US House condemns Trump
WASHINGTON — In a remarkable political repudiation, the Democratic-led US House voted on Tuesday night to condemn President Donald Trump’s “racist comments” against four congresswomen of colour, despite protestations by Mr Trump’s Republican congressional allies and his own insistence he hasn’t “a racist bone in my body.”
Two days after Mr Trump tweeted that four Democratic freshmen should “go back” to their home countries — though all are citizens and three were born in the US — Democrats muscled the resolution through the chamber by 240-187 over near-solid GOP opposition. The rebuke was an embarrassing one for Mr Trump even though it carries no legal repercussions, but if anything his latest harangues should help him with his diehard conservative base.

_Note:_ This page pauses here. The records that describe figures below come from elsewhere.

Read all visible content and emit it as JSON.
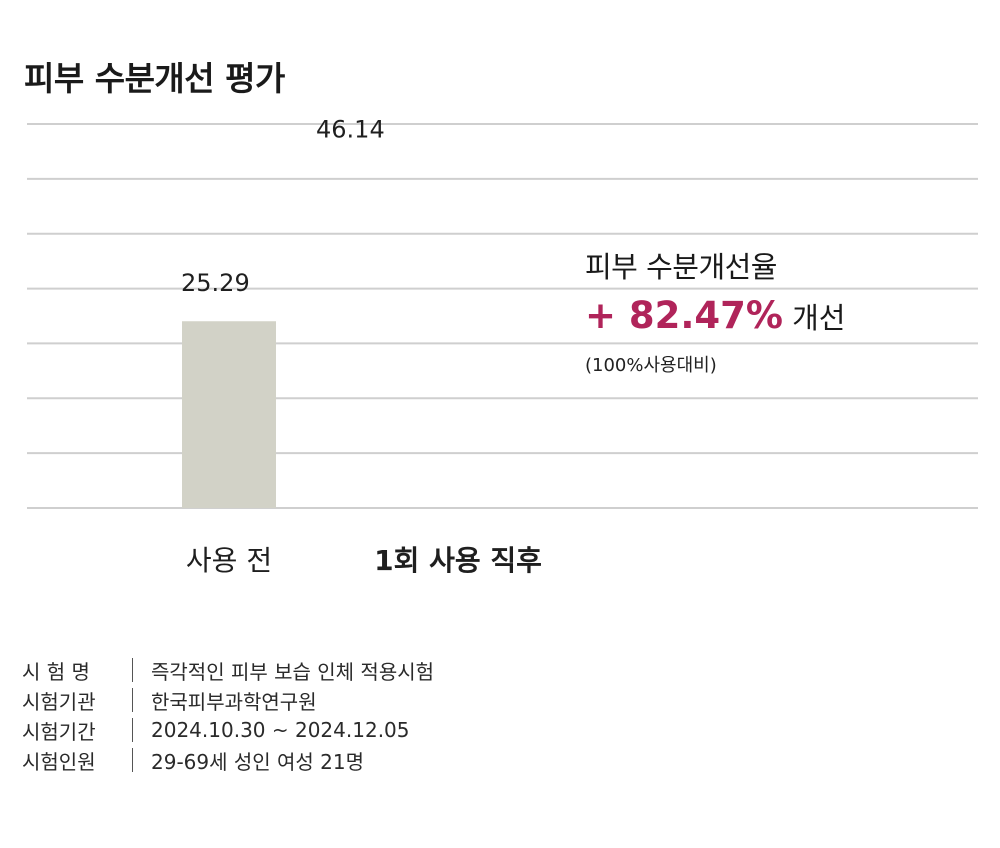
{
  "page": {
    "title": "피부 수분개선 평가"
  },
  "colors": {
    "accent": "#b0245a",
    "bar_before": "#d2d2c7",
    "grid": "#cfcfcf"
  },
  "chart_data": {
    "type": "bar",
    "categories": [
      "사용 전",
      "1회 사용 직후"
    ],
    "values": [
      25.29,
      46.14
    ],
    "value_labels": [
      "25.29",
      "46.14"
    ],
    "ylim": [
      0,
      52
    ],
    "grid": true
  },
  "callout": {
    "title": "피부 수분개선율",
    "percent": "+ 82.47%",
    "suffix": "개선",
    "note": "(100%사용대비)"
  },
  "info": [
    {
      "key": "시 험 명",
      "value": "즉각적인 피부 보습 인체 적용시험"
    },
    {
      "key": "시험기관",
      "value": "한국피부과학연구원"
    },
    {
      "key": "시험기간",
      "value": "2024.10.30 ~ 2024.12.05"
    },
    {
      "key": "시험인원",
      "value": "29-69세 성인 여성 21명"
    }
  ]
}
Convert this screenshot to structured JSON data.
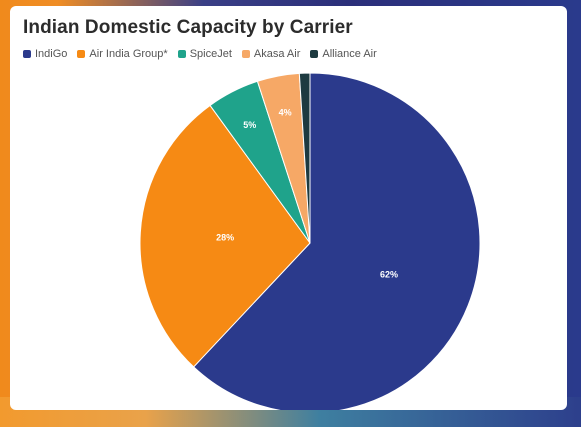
{
  "chart_data": {
    "type": "pie",
    "title": "Indian Domestic Capacity by Carrier",
    "legend_position": "top-left",
    "slices": [
      {
        "name": "IndiGo",
        "value": 62,
        "label": "62%",
        "color": "#2b3a8c"
      },
      {
        "name": "Air India Group*",
        "value": 28,
        "label": "28%",
        "color": "#f68a14"
      },
      {
        "name": "SpiceJet",
        "value": 5,
        "label": "5%",
        "color": "#1fa38b"
      },
      {
        "name": "Akasa Air",
        "value": 4,
        "label": "4%",
        "color": "#f6a866"
      },
      {
        "name": "Alliance Air",
        "value": 1,
        "label": "",
        "color": "#1d3a40"
      }
    ]
  }
}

Despite a lobbying effort by Mr Trump and party leaders for a unified GOP front, four Republicans voted to condemn his remarks: moderate Reps. Brian Fitzpatrick of Pennsylvania, Fred Upton of Michigan, Will Hurd of Texas and Susan Brooks of Indiana, who is retiring.

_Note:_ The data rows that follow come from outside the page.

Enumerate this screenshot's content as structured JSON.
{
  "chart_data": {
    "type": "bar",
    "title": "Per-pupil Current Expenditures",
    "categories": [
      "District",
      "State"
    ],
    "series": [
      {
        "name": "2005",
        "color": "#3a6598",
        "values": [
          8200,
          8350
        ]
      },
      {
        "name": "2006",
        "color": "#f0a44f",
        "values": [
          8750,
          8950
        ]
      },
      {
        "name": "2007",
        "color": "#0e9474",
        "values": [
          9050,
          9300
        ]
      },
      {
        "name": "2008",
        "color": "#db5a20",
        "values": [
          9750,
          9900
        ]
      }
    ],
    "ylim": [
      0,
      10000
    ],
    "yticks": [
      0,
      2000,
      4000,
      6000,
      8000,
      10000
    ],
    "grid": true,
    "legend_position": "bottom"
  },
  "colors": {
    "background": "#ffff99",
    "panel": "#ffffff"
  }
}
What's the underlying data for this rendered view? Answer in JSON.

Also backing the measure was Michigan’s independent Rep. Justin Amash, who left the GOP this month after becoming the party’s sole member of Congress to back a Mr Trump impeachment inquiry.
Democrats saved one of the day’s most passionate moments until near the end. “I know racism when I see it,” said Rep. John Lewis of Georgia, whose skull was fractured at the 1965 “Bloody Sunday” civil rights march in Selma, Alabama. “At the highest level of government, there’s no room for racism.”

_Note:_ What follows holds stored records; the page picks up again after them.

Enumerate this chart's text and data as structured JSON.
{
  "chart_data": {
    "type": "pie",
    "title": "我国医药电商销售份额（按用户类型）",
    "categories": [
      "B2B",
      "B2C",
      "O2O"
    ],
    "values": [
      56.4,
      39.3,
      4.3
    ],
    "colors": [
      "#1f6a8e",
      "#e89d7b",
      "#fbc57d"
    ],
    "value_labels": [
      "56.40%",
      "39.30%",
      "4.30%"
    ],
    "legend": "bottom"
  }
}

Before the showdown roll call, Mr Trump characteristically plunged forward with time-tested insults. He accused his four outspoken critics of “spewing some of the most vile, hateful and disgusting things ever said by a politician” and added, “If
you hate our country, or if you are not happy here, you can leave!” — echoing taunts long unleashed against political dissidents rather than opposing parties’ lawmakers.
The president was joined by House Minority leader Kevin McCarthy of California and other top Republicans in trying to redirect the focus from Mr Trump’s original tweets, which for three days have consumed Washington and drawn widespread condemnation. Instead, they tried playing offence by accusing the four congresswomen — among the Democrats’ most left-leaning members and ardent Mr Trump critics — of socialism, an accusation that’s already a central theme of the GOP’s 2020 presidential and congressional campaigns.
Even after two and a half years of Mr Trump’s turbulent governing style, the spectacle of a president futilely labouring to head off a House vote essentially proclaiming him to be a racist was extraordinary.
Underscoring the stakes, Republicans formally objected after Speaker Nancy Pelosi of California said during a floor speech that Mr Trump’s tweets were “racist.” Led by Rep. Doug Collins of Georgia, Republicans moved to have her words stricken from the record, a rare procedural rebuke.